霊的な自由とは、俗世の「汚れ」を避けることではなく、その中に神聖を見ることによって得られるものです。マータンギー女神は、カーストの規範にも社会のルールにも縛られない、真理そのものの姿を体現しています。

結びに

マータンギー女神は、マハーヴィディヤーの一柱として、タントラの霊的実践において重要な位置を占めています。数多くの起源神話は一見すると矛盾しているように見えますが、それらはすべて、社会的・儀礼的な境界を超えるというマータンギー女神の本質を象徴的に表しています。

神聖な残飯から顕現したり、アウトカーストの姿で登場したり、厳しい苦行の果てに姿を現したりする逸話は、いずれも常識や慣習を超越する力を物語っています。マータンギー女神は、社会の枠の外にあっても、その枠を打ち破り、新たな価値を生み出す存在です。

マータンギー女神の智慧は、サラスワティー女神に象徴される表現力だけでなく、タントラ的な勇気も求めます。それは、エゴや社会的制限、さらには生と死といった根源的な二元性に直面し、それを超える力でもあります。

マータンギー・ジャヤンティーには、特別なマントラの唱和や瞑想、場合によってはウッチシュタ(残飯)を捧げる深い実践が行われます。これにより信仰者は、日常の意識の枠を超え、内に眠る智慧とつながることができます。
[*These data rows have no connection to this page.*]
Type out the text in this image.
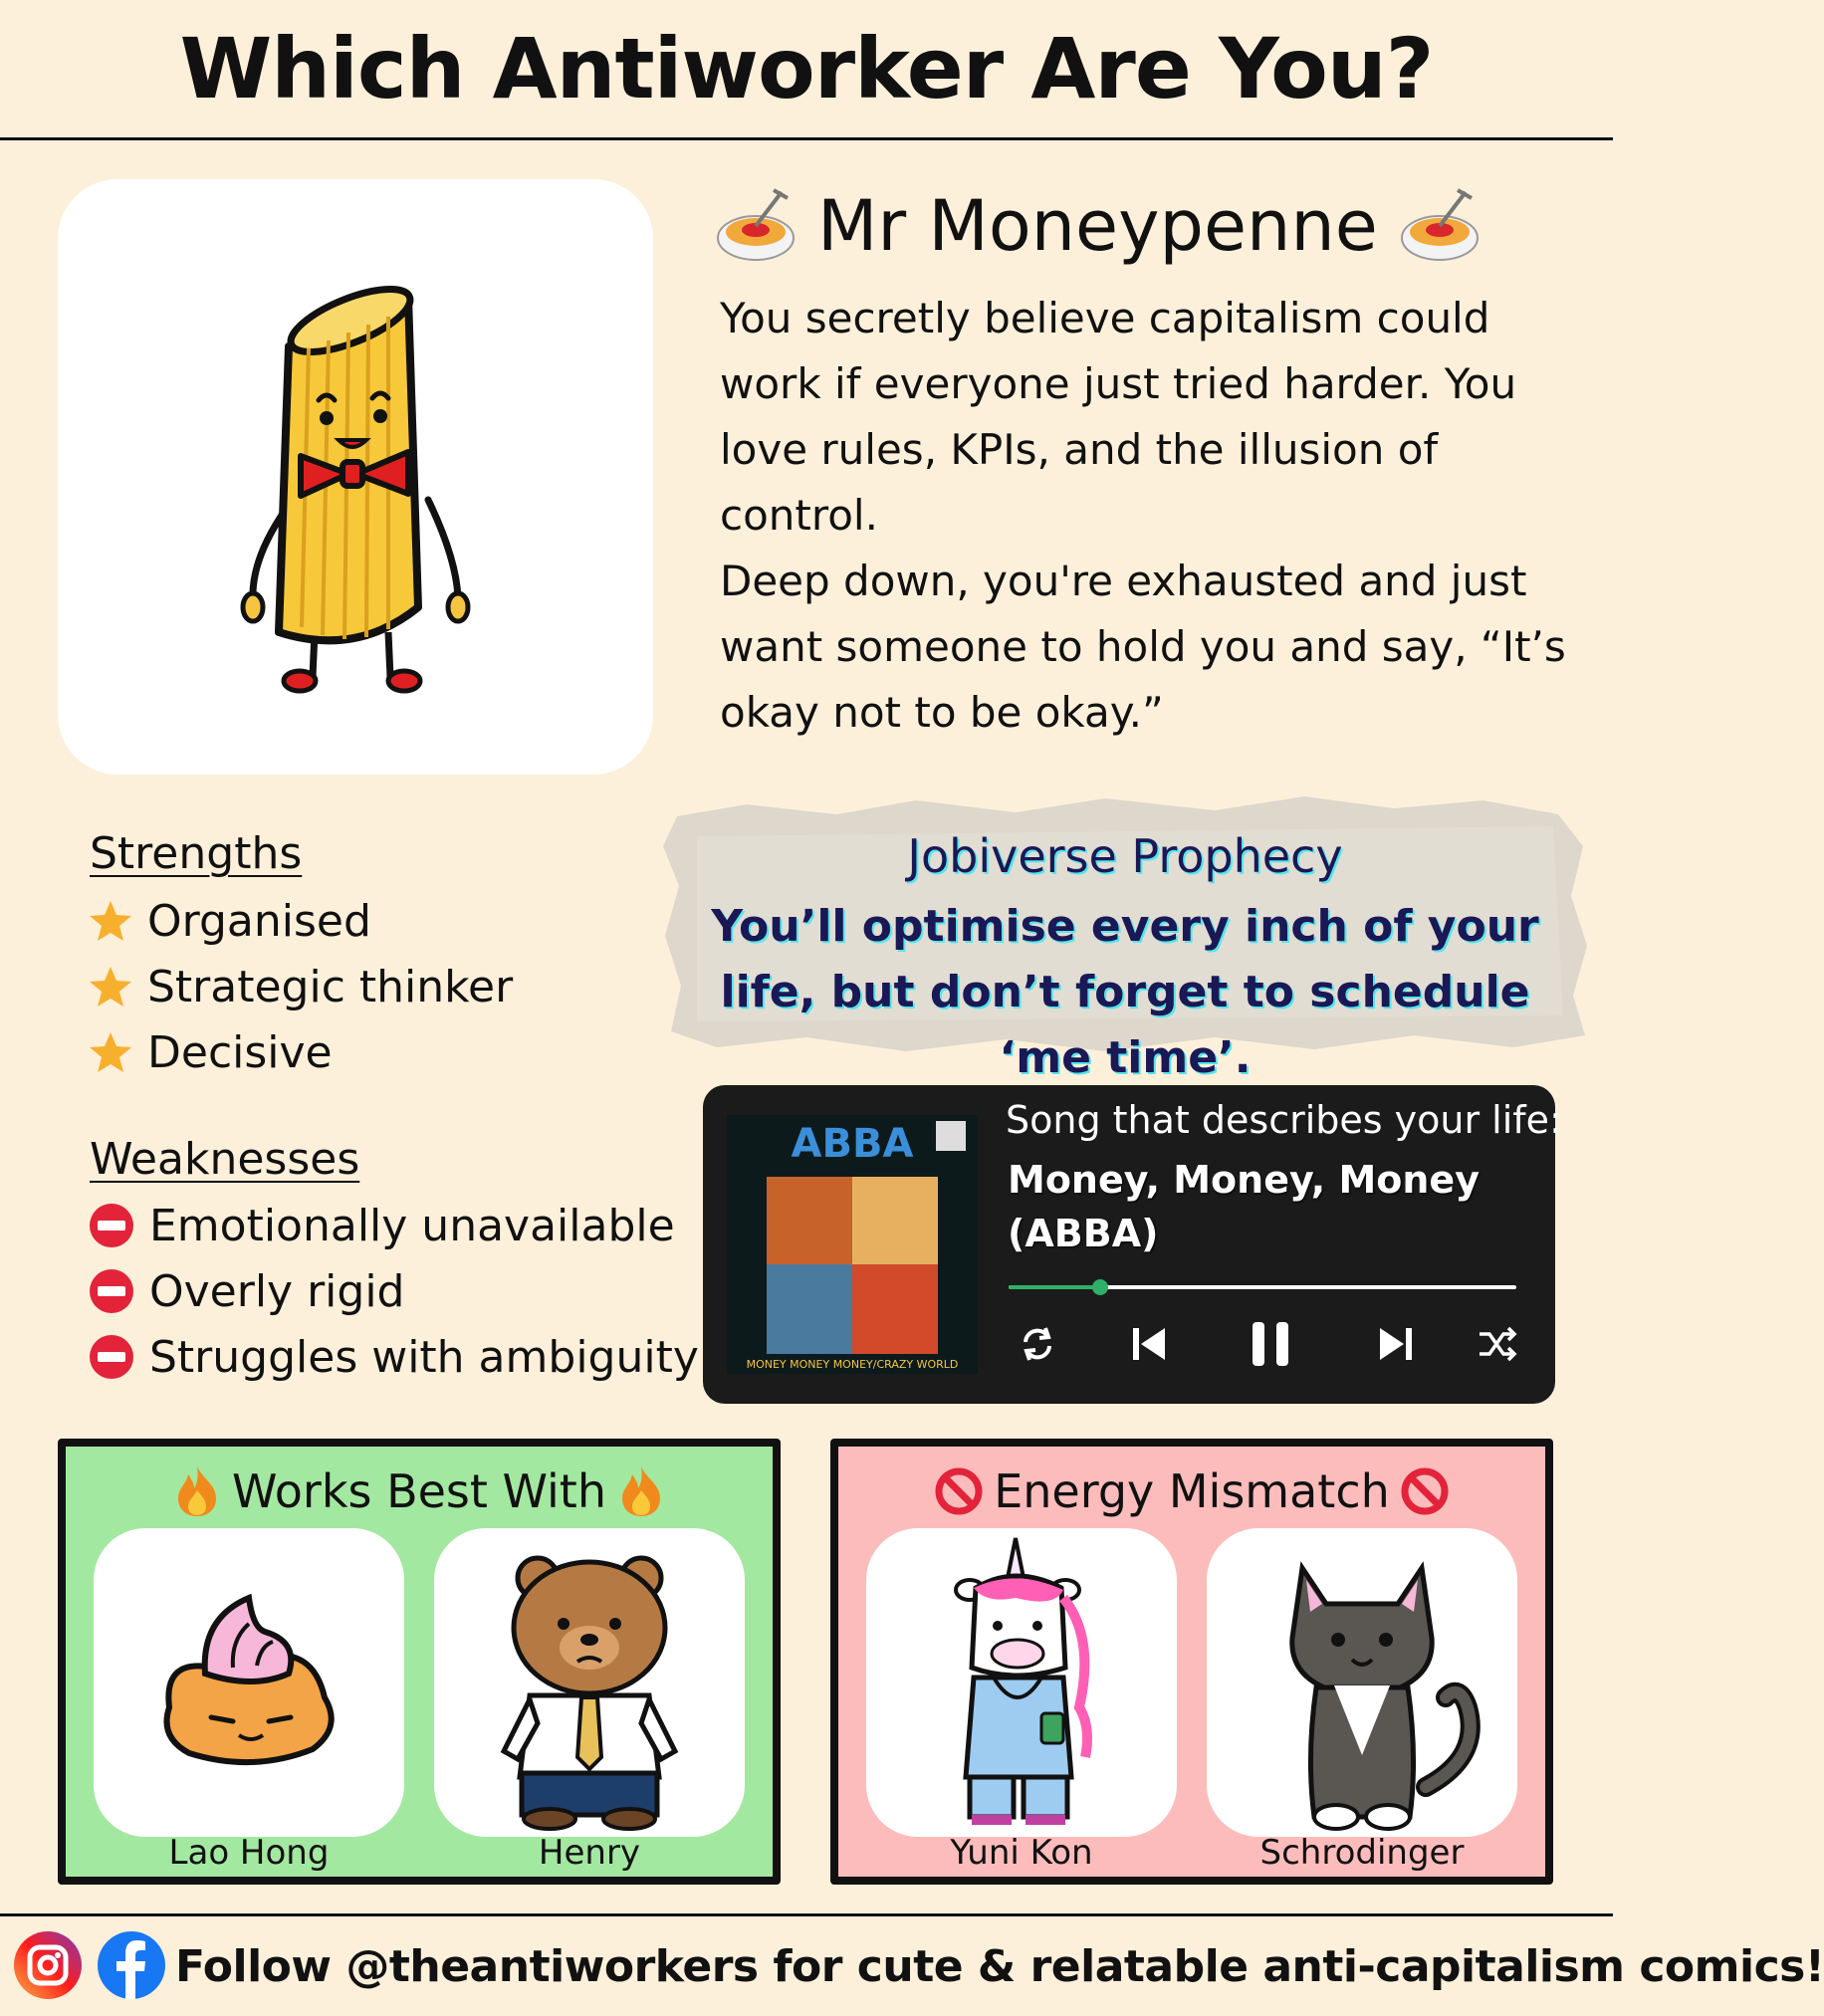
Which Antiworker Are You?
Mr Moneypenne
You secretly believe capitalism could
work if everyone just tried harder. You
love rules, KPIs, and the illusion of control.
Deep down, you're exhausted and just
want someone to hold you and say, “It’s
okay not to be okay.”
Strengths
Organised
Strategic thinker
Decisive
Weaknesses
Emotionally unavailable
Overly rigid
Struggles with ambiguity
Jobiverse Prophecy
You’ll optimise every inch of your life, but don’t forget to schedule ‘me time’.
ABBA
MONEY MONEY MONEY/CRAZY WORLD
Song that describes your life:
Money, Money, Money
(ABBA)
Works Best With
Lao Hong	Henry
Energy Mismatch
Yuni Kon	Schrodinger
Follow @theantiworkers for cute & relatable anti-capitalism comics!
マータンギー女神は今も生きた霊的叡智として、型にはまらない智慧を通じて現代に働きかけています。その教えは、人生の矛盾や困難に向き合い、霊的な自由を求める人々にとって大きな助けとなります。逃げるのではなく、すべてを受け入れて生き抜く力。マータンギー女神は、そこにこそ真の解放があると語りかけています。